What notion of democracy would better respond to the challenges of both hierarchical and exclusionary violence? Those who struggle for specific legal, social and political recognition of sexual difference and diversity gather around identity politics; those who argue that the affirmation of specific identities supports hierarchical binarism and naturalizes difference struggle to deconstruct fixed identities and to demonstrate the fluidity of identifications. The distinction between identity and identification comes mainly from the work of psychoanalyst Jacques Lacan, but has been reformulated in political terms by theorists such as Judith Butler, Ernesto Laclau, Chantal Mouffe and Slavoj Zizek as well as by the work of Jacques Derrida. In spite of their important differences, these theorists agree that the notion of fixed identities is inadequate to represent the processes of subject formation, and translate such impossibility into the political.

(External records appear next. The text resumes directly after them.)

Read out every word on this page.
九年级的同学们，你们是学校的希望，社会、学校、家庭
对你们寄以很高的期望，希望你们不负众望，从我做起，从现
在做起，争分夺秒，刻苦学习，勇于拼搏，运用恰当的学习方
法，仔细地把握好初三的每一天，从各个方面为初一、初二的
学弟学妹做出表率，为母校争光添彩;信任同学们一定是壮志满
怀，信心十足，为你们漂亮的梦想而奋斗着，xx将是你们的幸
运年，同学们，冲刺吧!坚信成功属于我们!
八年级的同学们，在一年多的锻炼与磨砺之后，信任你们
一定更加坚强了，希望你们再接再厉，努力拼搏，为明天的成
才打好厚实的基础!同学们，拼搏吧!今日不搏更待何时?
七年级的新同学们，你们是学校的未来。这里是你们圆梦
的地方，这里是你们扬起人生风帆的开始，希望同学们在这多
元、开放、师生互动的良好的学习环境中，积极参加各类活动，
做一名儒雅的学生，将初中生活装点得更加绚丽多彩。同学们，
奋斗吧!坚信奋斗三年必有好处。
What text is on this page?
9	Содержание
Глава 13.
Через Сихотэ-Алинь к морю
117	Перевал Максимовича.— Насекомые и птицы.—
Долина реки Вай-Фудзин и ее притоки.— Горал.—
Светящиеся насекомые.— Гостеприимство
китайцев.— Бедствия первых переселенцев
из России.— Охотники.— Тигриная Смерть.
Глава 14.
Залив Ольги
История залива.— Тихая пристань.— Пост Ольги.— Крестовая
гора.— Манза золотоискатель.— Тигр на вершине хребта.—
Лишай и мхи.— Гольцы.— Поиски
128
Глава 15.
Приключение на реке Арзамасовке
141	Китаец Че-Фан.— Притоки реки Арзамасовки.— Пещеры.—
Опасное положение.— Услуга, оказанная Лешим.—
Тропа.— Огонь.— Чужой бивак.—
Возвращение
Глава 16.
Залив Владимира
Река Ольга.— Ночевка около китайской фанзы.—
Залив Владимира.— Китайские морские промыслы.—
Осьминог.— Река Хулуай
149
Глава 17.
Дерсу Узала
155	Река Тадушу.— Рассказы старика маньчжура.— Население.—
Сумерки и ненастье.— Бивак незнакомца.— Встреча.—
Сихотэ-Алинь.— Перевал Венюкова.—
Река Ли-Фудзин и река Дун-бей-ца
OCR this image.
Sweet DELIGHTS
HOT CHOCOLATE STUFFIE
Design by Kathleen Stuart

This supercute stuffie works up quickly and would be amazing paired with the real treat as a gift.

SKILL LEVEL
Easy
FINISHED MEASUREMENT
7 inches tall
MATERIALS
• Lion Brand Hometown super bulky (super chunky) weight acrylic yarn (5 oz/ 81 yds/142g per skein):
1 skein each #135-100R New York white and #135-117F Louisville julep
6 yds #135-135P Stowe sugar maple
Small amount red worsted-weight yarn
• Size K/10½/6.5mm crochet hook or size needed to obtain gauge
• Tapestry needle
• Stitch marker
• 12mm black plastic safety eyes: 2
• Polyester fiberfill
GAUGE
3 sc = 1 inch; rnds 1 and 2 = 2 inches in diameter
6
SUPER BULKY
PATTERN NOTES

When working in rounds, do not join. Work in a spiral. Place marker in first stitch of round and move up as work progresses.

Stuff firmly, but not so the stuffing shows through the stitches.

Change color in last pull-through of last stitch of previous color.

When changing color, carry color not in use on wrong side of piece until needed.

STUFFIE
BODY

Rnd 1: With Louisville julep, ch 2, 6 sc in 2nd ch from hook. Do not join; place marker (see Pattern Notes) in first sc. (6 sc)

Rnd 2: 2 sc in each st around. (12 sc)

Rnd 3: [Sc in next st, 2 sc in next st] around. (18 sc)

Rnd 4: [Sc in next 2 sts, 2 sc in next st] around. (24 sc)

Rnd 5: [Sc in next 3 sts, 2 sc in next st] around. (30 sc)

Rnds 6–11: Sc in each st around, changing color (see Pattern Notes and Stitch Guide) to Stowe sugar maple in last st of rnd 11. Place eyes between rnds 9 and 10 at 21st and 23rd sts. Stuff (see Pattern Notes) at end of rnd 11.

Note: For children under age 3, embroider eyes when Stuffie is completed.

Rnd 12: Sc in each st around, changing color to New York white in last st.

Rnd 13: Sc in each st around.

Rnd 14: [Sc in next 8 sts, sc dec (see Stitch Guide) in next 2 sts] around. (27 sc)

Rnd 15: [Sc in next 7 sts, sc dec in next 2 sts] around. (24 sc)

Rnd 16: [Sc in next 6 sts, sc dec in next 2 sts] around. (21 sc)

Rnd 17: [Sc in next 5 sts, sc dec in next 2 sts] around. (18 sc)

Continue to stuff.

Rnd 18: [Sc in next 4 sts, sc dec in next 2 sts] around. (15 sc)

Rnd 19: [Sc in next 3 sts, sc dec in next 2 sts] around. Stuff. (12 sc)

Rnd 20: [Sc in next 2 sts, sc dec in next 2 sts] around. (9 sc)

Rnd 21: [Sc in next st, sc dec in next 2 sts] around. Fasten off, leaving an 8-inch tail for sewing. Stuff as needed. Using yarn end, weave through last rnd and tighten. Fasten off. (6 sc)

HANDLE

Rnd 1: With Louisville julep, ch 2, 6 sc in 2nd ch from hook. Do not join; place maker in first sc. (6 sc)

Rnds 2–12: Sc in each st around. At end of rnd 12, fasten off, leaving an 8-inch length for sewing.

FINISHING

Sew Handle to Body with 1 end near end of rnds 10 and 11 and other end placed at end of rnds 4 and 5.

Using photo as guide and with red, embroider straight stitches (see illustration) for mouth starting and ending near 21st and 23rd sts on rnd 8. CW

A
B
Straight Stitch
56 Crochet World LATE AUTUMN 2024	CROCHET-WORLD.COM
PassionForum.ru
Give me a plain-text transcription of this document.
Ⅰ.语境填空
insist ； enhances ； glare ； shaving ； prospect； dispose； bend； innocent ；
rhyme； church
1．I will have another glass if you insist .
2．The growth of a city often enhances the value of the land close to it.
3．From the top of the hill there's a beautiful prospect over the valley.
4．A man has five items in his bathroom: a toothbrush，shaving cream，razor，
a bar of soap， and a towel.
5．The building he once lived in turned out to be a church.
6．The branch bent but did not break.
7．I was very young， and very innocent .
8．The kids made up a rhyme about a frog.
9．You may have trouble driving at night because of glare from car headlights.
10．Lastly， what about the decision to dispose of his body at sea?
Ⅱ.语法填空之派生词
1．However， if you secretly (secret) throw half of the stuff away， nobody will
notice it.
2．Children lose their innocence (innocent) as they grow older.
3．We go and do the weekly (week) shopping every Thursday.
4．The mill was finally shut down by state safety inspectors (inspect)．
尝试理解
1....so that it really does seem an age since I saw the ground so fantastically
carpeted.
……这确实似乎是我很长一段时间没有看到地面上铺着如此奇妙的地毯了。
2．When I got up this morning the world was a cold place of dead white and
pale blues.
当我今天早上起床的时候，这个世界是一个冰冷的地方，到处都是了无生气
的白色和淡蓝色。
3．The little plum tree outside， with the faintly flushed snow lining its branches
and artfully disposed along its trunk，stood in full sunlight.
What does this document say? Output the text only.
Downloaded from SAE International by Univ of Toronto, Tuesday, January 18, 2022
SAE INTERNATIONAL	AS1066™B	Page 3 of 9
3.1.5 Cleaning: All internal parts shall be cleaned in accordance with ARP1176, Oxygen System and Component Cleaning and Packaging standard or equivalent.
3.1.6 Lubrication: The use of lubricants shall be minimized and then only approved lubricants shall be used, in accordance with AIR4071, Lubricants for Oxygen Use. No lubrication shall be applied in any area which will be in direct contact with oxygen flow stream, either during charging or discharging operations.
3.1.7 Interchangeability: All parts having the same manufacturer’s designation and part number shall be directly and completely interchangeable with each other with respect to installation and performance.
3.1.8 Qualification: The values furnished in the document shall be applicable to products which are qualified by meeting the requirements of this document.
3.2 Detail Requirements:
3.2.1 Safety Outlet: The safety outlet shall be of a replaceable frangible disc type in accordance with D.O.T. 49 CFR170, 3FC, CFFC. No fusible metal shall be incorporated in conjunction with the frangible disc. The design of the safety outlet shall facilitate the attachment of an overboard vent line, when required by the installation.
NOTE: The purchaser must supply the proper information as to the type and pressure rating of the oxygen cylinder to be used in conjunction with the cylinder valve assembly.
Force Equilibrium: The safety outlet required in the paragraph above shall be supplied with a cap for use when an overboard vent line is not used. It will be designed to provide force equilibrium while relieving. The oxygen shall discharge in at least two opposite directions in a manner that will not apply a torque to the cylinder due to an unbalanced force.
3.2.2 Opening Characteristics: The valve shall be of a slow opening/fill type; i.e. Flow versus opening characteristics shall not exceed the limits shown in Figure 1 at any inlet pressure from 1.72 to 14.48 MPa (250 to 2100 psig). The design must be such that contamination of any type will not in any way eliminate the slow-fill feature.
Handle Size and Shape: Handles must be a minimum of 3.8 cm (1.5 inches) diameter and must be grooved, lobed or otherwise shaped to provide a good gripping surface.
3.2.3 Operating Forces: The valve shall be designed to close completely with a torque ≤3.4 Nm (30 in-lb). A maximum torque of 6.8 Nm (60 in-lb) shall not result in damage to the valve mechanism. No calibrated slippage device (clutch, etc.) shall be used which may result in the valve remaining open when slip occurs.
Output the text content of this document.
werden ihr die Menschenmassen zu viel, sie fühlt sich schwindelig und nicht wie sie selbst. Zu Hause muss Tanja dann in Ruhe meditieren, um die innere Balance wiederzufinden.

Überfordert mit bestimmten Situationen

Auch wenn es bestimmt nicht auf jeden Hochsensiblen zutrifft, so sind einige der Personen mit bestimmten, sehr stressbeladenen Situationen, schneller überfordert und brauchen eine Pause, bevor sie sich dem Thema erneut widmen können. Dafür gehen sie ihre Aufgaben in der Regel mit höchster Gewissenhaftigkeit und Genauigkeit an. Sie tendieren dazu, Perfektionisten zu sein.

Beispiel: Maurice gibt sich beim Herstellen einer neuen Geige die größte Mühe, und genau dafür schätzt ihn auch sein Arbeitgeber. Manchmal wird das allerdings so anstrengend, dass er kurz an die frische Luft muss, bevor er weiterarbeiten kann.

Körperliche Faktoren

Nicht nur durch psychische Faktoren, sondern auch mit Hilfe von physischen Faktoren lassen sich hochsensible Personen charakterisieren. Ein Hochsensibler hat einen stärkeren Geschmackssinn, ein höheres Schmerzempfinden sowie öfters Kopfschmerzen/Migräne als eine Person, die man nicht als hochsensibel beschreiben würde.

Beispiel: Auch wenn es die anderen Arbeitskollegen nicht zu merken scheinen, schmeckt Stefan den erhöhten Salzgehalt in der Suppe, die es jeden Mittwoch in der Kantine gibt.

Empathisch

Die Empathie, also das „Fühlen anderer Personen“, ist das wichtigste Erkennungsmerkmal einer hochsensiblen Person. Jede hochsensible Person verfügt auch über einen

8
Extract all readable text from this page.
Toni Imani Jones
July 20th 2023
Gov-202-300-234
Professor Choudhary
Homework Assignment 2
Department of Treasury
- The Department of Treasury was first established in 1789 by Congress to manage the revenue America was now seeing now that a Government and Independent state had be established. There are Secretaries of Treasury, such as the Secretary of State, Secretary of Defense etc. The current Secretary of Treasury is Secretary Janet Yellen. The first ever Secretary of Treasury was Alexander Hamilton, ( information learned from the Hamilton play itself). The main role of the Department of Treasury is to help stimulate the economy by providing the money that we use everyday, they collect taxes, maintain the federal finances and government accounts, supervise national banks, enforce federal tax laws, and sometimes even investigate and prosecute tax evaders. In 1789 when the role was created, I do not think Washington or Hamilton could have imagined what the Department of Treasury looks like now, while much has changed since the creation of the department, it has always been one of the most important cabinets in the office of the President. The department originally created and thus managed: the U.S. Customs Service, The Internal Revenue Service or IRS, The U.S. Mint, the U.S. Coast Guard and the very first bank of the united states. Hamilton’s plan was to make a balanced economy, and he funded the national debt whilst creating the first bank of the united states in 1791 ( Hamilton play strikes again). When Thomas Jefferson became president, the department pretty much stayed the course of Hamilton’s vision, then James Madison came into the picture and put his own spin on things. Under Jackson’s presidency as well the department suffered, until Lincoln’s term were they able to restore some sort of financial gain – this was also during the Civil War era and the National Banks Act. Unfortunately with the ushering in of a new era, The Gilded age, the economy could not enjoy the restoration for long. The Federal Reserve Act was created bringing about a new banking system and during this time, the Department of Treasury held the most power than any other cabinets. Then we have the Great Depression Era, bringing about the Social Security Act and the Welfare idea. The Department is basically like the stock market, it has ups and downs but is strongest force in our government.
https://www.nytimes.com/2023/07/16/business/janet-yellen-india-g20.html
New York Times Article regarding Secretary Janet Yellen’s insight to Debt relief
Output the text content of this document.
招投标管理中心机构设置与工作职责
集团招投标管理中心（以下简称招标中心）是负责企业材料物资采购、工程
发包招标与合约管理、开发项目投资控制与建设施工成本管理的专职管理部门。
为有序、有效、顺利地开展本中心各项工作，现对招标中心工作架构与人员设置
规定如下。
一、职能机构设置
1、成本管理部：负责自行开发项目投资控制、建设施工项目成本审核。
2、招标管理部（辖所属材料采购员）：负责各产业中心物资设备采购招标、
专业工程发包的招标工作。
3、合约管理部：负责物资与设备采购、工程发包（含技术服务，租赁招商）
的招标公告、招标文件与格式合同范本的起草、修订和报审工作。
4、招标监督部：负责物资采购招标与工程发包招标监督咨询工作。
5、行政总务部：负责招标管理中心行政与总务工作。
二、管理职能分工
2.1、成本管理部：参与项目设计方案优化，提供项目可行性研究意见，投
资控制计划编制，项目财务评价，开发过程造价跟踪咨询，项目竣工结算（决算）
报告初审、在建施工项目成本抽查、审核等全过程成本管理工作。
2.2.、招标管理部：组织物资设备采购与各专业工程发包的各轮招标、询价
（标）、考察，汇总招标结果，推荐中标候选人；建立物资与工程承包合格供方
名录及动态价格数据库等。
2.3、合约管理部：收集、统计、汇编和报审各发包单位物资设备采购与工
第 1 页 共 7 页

Subject formation is mobile and fluid. It emerges through a lack of “being” –or a constant emptiness which drives us to search for identifications with the illusion that we can diminish or fill such emptiness. Subjects are “greedy emptiness” for recognition.8
As with the subject, radical democracy requires the lack that permits desire. The saturation of such a lack in which antagonisms and contentions are possible, means violence. Political articulations around the relation friend/adversary, Mouffe suggests,9 constitute radical democracy and foreclose the totalitarian rhetoric of friend/enemy. In this sense, democracy is always in transition, agonistic, conscious of its contingency, always to come.